Why are you ignoring all of my texts?
The power was out.
I need to stop researching the drugs I do on Wikipedia. The parts about abuse and dependency hit too close to home
the plan is to continue having sex with all three of them until my birthday, and then once they've given me their presents, they can find out about each other.
Drunk in burger king. Having it our way. Free fries. M&m sundaes.
We watched Jurassic Park and they made me drink every time they saw or named a dinosaur. Do you know how many dinosaurs live in Jurassic Park? Lots.
Last thing I remember is ranting about hating pants. Woke up this morning pants less. Couldn't find them, decided to leave. Driving without pants is surprisingly liberating.

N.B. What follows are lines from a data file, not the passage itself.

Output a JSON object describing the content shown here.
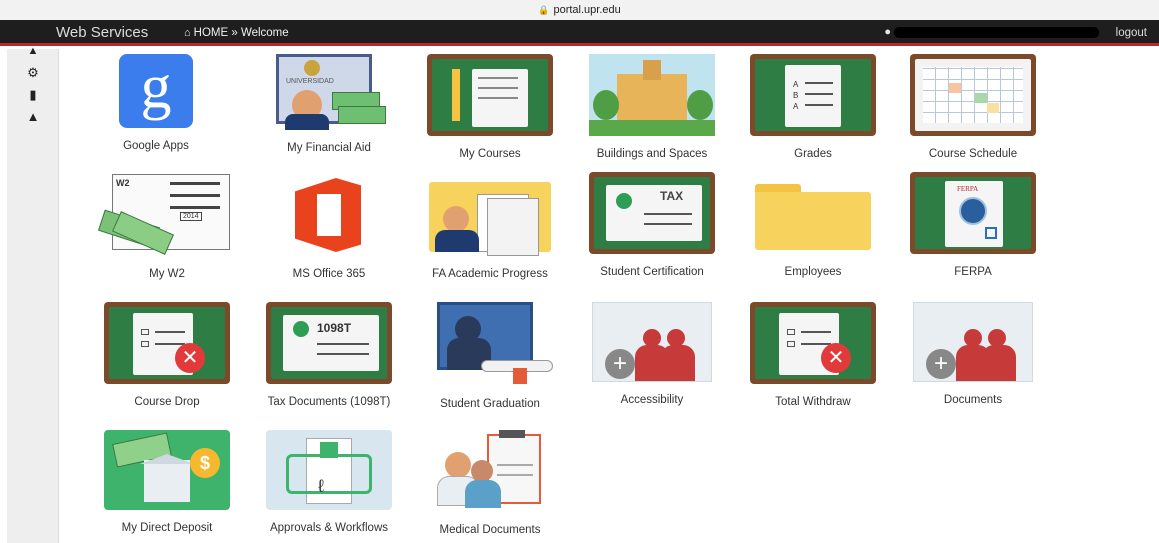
{
  "browser": {
    "url": "portal.upr.edu"
  },
  "header": {
    "brand": "Web Services",
    "breadcrumb": "HOME » Welcome",
    "logout": "logout"
  },
  "rail_icons": [
    "home-icon",
    "gear-icon",
    "bookmark-icon",
    "bell-icon"
  ],
  "apps": [
    {
      "label": "Google Apps",
      "icon": "google-icon"
    },
    {
      "label": "My Financial Aid",
      "icon": "financial-aid-icon"
    },
    {
      "label": "My Courses",
      "icon": "notebook-icon"
    },
    {
      "label": "Buildings and Spaces",
      "icon": "building-icon"
    },
    {
      "label": "Grades",
      "icon": "grades-icon"
    },
    {
      "label": "Course Schedule",
      "icon": "calendar-icon"
    },
    {
      "label": "My W2",
      "icon": "w2-form-icon"
    },
    {
      "label": "MS Office 365",
      "icon": "office-icon"
    },
    {
      "label": "FA Academic Progress",
      "icon": "academic-progress-icon"
    },
    {
      "label": "Student Certification",
      "icon": "tax-certificate-icon"
    },
    {
      "label": "Employees",
      "icon": "folder-icon"
    },
    {
      "label": "FERPA",
      "icon": "ferpa-document-icon"
    },
    {
      "label": "Course Drop",
      "icon": "course-drop-icon"
    },
    {
      "label": "Tax Documents (1098T)",
      "icon": "tax-document-icon"
    },
    {
      "label": "Student Graduation",
      "icon": "graduation-icon"
    },
    {
      "label": "Accessibility",
      "icon": "people-add-icon"
    },
    {
      "label": "Total Withdraw",
      "icon": "withdraw-icon"
    },
    {
      "label": "Documents",
      "icon": "people-add-icon"
    },
    {
      "label": "My Direct Deposit",
      "icon": "bank-deposit-icon"
    },
    {
      "label": "Approvals & Workflows",
      "icon": "approval-workflow-icon"
    },
    {
      "label": "Medical Documents",
      "icon": "medical-icon"
    }
  ],
  "icon_text": {
    "google": "g",
    "financial_aid": "UNIVERSIDAD",
    "w2": "W2",
    "w2_year": "2014",
    "tax": "TAX",
    "ferpa": "FERPA",
    "tax_1098": "1098T"
  },
  "colors": {
    "topbar": "#1e1e1e",
    "accent_red": "#b8282c",
    "board_frame": "#7a4a2a",
    "board_green": "#2e7d44",
    "google_blue": "#3b7ded",
    "office_orange": "#e8431c",
    "folder_yellow": "#f7d25c"
  }
}
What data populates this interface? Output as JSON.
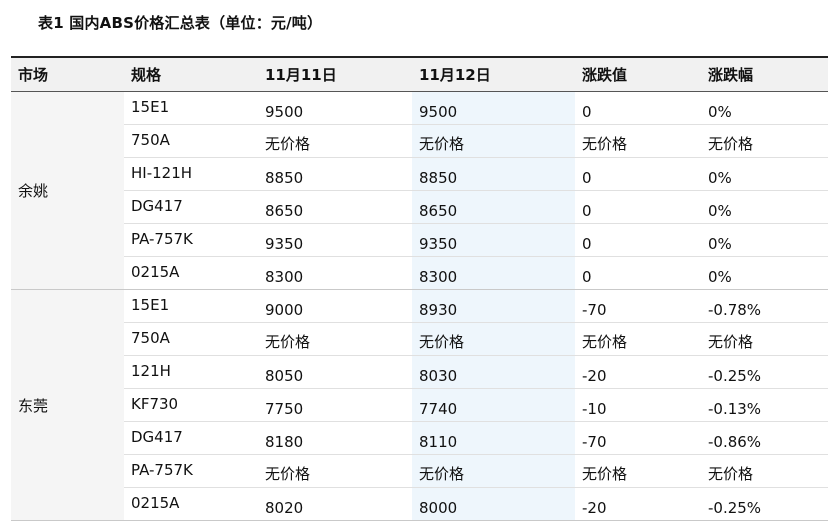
{
  "title": "表1 国内ABS价格汇总表（单位：元/吨）",
  "table": {
    "headers": [
      "市场",
      "规格",
      "11月11日",
      "11月12日",
      "涨跌值",
      "涨跌幅"
    ],
    "groups": [
      {
        "market": "余姚",
        "rows": [
          [
            "15E1",
            "9500",
            "9500",
            "0",
            "0%"
          ],
          [
            "750A",
            "无价格",
            "无价格",
            "无价格",
            "无价格"
          ],
          [
            "HI-121H",
            "8850",
            "8850",
            "0",
            "0%"
          ],
          [
            "DG417",
            "8650",
            "8650",
            "0",
            "0%"
          ],
          [
            "PA-757K",
            "9350",
            "9350",
            "0",
            "0%"
          ],
          [
            "0215A",
            "8300",
            "8300",
            "0",
            "0%"
          ]
        ]
      },
      {
        "market": "东莞",
        "rows": [
          [
            "15E1",
            "9000",
            "8930",
            "-70",
            "-0.78%"
          ],
          [
            "750A",
            "无价格",
            "无价格",
            "无价格",
            "无价格"
          ],
          [
            "121H",
            "8050",
            "8030",
            "-20",
            "-0.25%"
          ],
          [
            "KF730",
            "7750",
            "7740",
            "-10",
            "-0.13%"
          ],
          [
            "DG417",
            "8180",
            "8110",
            "-70",
            "-0.86%"
          ],
          [
            "PA-757K",
            "无价格",
            "无价格",
            "无价格",
            "无价格"
          ],
          [
            "0215A",
            "8020",
            "8000",
            "-20",
            "-0.25%"
          ]
        ]
      }
    ]
  },
  "colors": {
    "header_bg": "#f1f1f1",
    "market_bg": "#f5f5f5",
    "highlight_col": "#eef6fc"
  }
}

He's short and fat and honestly I think he's what my self esteem was made for
This time last year, you were undressing me from my gecko costume and getting freaky in a public bathroom. Tough to top that New Years Eve.
I thanked him for the booty call offer but told him I'd rather just do it myself
Bonded with the ladies at the perfume outlet by saying "help me smell like i'm not hungover before my shift starts". This is not where I wanted my life to be
I talked to the pizza guy for 10 minutes about my truck, I don't even have a truck
Stop acting like the Lucky Charms you're feeding people is actually ecstasy.
He then used a box cutter I keep in my car to open the plan b. Who says chivalry is dead?
Don't make me do math I'm drunk and full of chicken
Bruise count after new years, 7. 2018 is looking up.